Lembrança viva da infância. 1972. Tacão do regime militar implacável. Conversas aos sussurros dentro de casa. Choro. O irmão de um parente paterno fora preso, não por estar militando numa organização clandestina. Era “desbundado”. Assim a esquerda ortodoxa e a direita taxavam os que preferiam pôr o bloco na rua de outro modo.
“Os policiais o pegaram no Relógio de São Pedro fumando maconha”. A irmã relatava o sofrimento moral do rapaz com lágrimas nos olhos.
Certa senhora presente àquele velório sui generis, angustiada, tentava consolar a amiga. “Tudo se resolve e haverá um meio de tirá-lo desse vício. Não ficará drogado a vida toda”.

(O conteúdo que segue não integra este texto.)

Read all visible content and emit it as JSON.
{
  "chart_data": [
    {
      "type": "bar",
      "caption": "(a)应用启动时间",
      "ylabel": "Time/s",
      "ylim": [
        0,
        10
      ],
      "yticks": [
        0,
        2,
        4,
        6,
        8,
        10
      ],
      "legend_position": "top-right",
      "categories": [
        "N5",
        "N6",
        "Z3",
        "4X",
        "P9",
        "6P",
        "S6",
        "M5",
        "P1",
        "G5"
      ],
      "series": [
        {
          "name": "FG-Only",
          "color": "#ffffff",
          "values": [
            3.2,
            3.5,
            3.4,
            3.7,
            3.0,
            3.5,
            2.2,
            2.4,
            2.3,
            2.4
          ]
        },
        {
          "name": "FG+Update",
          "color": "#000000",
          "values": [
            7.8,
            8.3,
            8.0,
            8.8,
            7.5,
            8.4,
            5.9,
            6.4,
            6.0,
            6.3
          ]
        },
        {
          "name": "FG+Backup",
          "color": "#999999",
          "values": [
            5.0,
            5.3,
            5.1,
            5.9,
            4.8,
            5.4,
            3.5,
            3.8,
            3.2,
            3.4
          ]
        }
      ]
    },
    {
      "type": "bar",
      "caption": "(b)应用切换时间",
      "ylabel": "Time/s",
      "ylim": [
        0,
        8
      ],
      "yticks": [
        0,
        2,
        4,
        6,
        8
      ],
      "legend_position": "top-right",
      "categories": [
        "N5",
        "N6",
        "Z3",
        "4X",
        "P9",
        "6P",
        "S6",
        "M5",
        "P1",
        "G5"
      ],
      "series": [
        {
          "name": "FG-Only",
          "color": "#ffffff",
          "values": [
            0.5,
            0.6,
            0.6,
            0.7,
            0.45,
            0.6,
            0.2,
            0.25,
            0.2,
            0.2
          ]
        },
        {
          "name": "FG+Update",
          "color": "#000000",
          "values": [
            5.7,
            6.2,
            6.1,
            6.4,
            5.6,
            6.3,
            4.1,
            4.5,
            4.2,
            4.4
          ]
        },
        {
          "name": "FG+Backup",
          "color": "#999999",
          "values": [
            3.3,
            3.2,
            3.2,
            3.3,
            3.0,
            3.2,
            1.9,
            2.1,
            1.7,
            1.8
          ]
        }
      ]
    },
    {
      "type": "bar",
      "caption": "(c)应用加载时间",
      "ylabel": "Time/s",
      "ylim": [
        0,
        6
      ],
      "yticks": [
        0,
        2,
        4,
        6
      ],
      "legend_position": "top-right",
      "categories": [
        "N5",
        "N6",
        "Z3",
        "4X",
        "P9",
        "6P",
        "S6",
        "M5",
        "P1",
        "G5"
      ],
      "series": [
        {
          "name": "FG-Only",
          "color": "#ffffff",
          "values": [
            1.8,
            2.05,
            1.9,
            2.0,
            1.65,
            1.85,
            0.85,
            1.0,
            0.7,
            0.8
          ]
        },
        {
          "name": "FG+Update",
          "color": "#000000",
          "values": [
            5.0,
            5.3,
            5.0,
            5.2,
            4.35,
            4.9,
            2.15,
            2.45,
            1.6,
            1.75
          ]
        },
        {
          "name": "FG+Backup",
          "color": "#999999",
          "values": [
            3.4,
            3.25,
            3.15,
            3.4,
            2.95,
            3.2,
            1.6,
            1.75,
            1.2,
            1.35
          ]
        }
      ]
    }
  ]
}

Vaticinara aquela que no futuro negociaria as córneas por uma receita azul prescrevendo Rivotril.
O irmão do preso, que anos depois teve o fígado e outros órgãos comprometidos por excesso de álcool, arrotava moral pelos poros. “Hippie, maconheiro descarado, tinha que levar uma sova também!”
Maconheiro. Chincheiro. Vagabundo. Não faltavam adjetivos aos apreciadores da cannabis sativa. Monstros mal vistos pela sociedade.
Quarenta e dois anos se passaram desde aquele bizarro episódio.
Não dá para dizer que muita coisa mudou, mas placas tectônicas que sustentam certos valores começam a se mover.
Na América do Sul, o governo do ex-guerrilheiro tupamaro José Mujica aprovou Lei que regula e estatiza o mercado da erva, liberando o plantio caseiro e o uso com normas. O objetivo, sustenta Mujica, é pôr fim ao narcotráfico.
Os estados de Washington e Colorado, nos EUA, também aprovaram leis liberando a venda e o consumo. E a Casa Branca não pretende se intrometer na decisão dos outros estados do país.
Na Europa, a Holanda já se antecipara há muito criando áreas para fumar. Em Portugal já não é crime plantar e usar maconha.
No Brasil, ser pego pela polícia com uma quantidade pequena, destinada ao consumo pessoal, pode gerar três tipos de penas: advertência sobre os efeitos, prestação de serviços à comunidade e submissão a programas educativos. Todavia, tais sanções dependerão do humor do delegado, do juiz e do promotor.
Nesta semana, a ONU levará documento à reunião em Viena admitindo que os objetivos na luta mundial contra as drogas não foram cumpridos. O organismo sugere, pela primeira vez, a descriminalização do consumo.
Vai se fechando, aos poucos, o consenso de que o proibicionismo e a guerra às drogas é apenas um delírio moral que tem ceifado milhões de vidas e rendido muito dinheiro ao crime organizado e à corrupção policial e judicial.
Se a maconha faz algum mal ao organismo? Sim, não sejamos hipócritas, embora infinitamente menor que o álcool, cigarro e outras drogas lícitas. As prateleiras das farmácias estão abarrotadas para o deleite de quem quer consumir analgésicos, ansiolíticos e afins.
Na contramão, centenas de estudos também apontam benefícios do uso da maconha. Se a questão for entendida e debatida por este prisma, fica mais fácil compreender o problema, até mesmo para executar políticas públicas de saúde que auxiliem o controle do consumo e atendam, se for o caso, aos usuários.
O que não dá mais é alimentar crenças milenares de que um dia a comunidade mundial encontrará a caneleta da boa conduta e excluirá o uso de drogas para todo e sempre.
É bom acordar para realidade. Não há e nunca haverá “purificação” universal. Pura lenda.
Registros indicam que o contato do homem com a maconha e outros alucinógenos ocorre há mais de 10 mil anos. E, ao que parece, permanecerá até que perdure a humanidade.
É debate duro. A sociedade brasileira é bastante conservadora. Dificilmente os projetos de lei propostos pelos deputados federais Jean Wyllys (PSOL-RJ) e Cristovam Buarque (PDT-DF), que descriminaliza e regulamenta o uso, serão aprovados nesta legislatura.
Falta lucidez e racionalidade na discussão.
Neste caso, é dever do Estado ocupar o espaço de protagonista na condução desse impasse.
Às favas com a hipocrisia religiosa, cultural e social que só favorece o crime organizado. Lamentavelmente, enquanto escrevo este artigo muitos estão morrendo em decorrência de uma miopia social estúpida. Ilegal deve ser a violência cotidiana por conta de uma legislação atrasada. E careta.